INTERVIEWS, REVIEWS & RELATED ARTICLES
Musician NOVEMBER 1980 - by Rafi Zabor
JON HASSELL/BRIAN ENO: POSSIBLE MUSICS / HAROLD BUDD/BRIAN ENO: THE PLATEAUX OF MIRROR / LARAAJI: DAY OF RADIANCE
Breathes there a musician who does not envy Brian Eno's chic? All he has to do is produce three albums for them to be referred to as the new Enos and be accorded respect, attention, and superstitious awe. In an age in which publicity can devour entire lifetimes in a matter of months or minutes, Eno has even contrived to remain mysterious. Partly it's because he's ambiguous, subtle and intelligent, but mostly it's because nobody's really sure what, on any given album, he actually does. If Eno's produced a date , or collaborated on it, does it mean he's played an instrument, sonically altered what someone else has played or merely beamed his intelligence into the studio? This vagueness is puzzling only because it's uncommon; as listeners we demand the facts, ma'am, and an ego to attach the music to but the facts don't help us know anything but themselves, and an ego is an arbitrary and unnecessary intrusion.

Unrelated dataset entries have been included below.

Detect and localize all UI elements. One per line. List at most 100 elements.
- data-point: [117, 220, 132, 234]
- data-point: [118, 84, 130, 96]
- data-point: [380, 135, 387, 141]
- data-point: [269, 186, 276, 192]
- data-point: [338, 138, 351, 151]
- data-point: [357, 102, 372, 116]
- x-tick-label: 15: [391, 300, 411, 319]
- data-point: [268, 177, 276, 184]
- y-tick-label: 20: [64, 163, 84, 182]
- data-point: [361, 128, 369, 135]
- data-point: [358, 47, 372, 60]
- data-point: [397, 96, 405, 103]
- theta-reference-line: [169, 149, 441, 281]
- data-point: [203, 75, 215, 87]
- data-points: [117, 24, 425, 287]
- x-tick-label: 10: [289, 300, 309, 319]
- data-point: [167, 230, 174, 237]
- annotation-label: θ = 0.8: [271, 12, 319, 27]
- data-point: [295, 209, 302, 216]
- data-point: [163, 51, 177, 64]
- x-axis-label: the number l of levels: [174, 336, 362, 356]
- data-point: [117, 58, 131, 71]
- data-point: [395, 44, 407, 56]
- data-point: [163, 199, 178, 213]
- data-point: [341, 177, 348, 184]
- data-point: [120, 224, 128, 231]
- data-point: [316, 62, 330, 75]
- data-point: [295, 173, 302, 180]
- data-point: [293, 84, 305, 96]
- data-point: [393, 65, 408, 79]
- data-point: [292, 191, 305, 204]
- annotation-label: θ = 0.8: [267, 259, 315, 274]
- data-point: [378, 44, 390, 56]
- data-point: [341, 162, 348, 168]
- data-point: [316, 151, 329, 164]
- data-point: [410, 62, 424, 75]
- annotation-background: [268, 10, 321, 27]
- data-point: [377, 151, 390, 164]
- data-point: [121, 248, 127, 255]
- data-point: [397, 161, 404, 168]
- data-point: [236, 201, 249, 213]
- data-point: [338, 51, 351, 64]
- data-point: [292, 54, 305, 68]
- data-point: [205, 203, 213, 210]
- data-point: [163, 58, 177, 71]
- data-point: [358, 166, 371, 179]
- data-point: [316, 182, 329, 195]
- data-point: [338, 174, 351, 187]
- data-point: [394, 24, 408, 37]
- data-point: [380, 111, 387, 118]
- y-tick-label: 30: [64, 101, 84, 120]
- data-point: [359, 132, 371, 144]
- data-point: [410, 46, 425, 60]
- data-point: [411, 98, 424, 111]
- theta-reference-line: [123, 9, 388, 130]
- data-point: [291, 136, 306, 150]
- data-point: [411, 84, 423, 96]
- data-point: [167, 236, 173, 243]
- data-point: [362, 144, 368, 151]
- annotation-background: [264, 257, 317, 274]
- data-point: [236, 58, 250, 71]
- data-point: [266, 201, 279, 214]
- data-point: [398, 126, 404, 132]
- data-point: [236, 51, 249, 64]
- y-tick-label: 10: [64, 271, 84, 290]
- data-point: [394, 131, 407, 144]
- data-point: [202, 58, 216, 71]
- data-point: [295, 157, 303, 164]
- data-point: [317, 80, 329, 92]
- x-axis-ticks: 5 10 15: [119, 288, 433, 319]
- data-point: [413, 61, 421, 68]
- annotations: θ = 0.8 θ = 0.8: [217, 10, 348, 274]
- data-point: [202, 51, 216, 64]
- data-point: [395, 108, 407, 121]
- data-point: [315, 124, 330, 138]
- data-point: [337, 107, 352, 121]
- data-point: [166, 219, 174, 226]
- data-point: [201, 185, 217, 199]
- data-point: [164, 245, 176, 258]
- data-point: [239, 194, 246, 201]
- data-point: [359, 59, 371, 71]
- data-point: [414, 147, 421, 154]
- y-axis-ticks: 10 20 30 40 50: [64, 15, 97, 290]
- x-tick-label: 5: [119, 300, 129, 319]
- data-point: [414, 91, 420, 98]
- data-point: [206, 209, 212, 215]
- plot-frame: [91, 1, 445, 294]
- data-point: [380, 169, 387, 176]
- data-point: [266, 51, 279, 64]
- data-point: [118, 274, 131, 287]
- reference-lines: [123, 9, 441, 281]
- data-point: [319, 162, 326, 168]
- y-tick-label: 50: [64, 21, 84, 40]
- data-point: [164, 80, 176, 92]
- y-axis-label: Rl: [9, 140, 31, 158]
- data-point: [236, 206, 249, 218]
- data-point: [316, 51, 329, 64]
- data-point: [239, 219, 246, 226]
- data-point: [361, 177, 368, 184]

Trumpeter Jon Hassell's album has picked up some good press so far, and I like it too. It doesn't sound much like a trumpet album. It sounds like the music of some very subtle stone age tribe that happened upon a synthesizer in the forest one day and put out an album ten years later. The trumpet comes out soft and chordal, rhythms move like satiated pythons through light and shade and the air is rather humid. In fact, it sounds a bit like some of Henry Mancini's more effective excursions for alto flutes and rhythm, no offense intended. Eno plays a few instruments, but the one cut on which he does not appear does not sound substantially different, so this is Hassell's album, a big advance over his previous Earthquake Island on Tomato, and clearly an original statement from an artist from whom we can reasonably expect a great deal in the future. Doesn't knock me out, though. The Plateaux Of Mirror, Eno's collaboration with pianist Harold Budd, is the most rigorously ambient of the three albums in the sense that it would probably function best as an installation in an airport, laundromat, supermarket, or other muzak site. So employed it might occasionally prove revelatory, a sudden lake of consciousness in an unexpected place, an alternative and more motionless world. At home, Budd's few, pretty, repeated chords and Eno's sighing transistors do not sustain real interest for very long. Neither do they supply a very luminous background.
Laraaji's Day Of Radiance is the real stunner of the three, partly because of the sound of its unaccompanied hammered dulcimer, one of the world's most beautiful instruments. The dulcimer occurs in some form in most of the world's cultures; for its American use, seek out an album called simply Trapezoid; in the middle east it's called a kanun, it's something else in the Balkans and elsewhere. It sounds like the sparkle the world once had. I don't know who Laraaji is or where he comes from, but he's found some new uses for the instrument, most of them fairly obvious, but no less appealing for all that. On side one, with some discreet overdubs, he repeats himself as rigorously as Philip Glass. On side two, altered, echoed, delayed and otherwise interefered with by (I presume) the otherworldly evanescence of Eno, he provides continuous cascades of lovely sound. It would be hard to convey, short of playing you the album, how unboring this turns out to be. I especially like the album's several false endings, the music fading away and then drifting back in for no reason except that life's like that. There's also a moment near the end when the volume is turned up for a few seconds; I've never heard an easy effect made to mean so much before. The piece is called Meditation. Most recent Western "meditation" and "trance" music has been a superficial and mechanistic travesty of the possibilities of meditation and a poor second to the older, more spiritually precise musics of the world. Day Of Radiance comes through as something real. Side one, entitled Dance, renders Philip Glass' recent compositions of the same name a mite academic (I still like 'em fine though; they're on Tomato 8029, and the first side is a charmer).
I imagine the critical backlash on Eno will start soon enough, as bored critics revenge themselves on their own fantasies. Me, I don't care about ambient music one way or the other. Categories don't count; anything really good transcends them. What counts is that you're unaccountably roused from your slumbers and feel compelled, like Dr. Frankenstein, to remark, "Igor, it's alive!"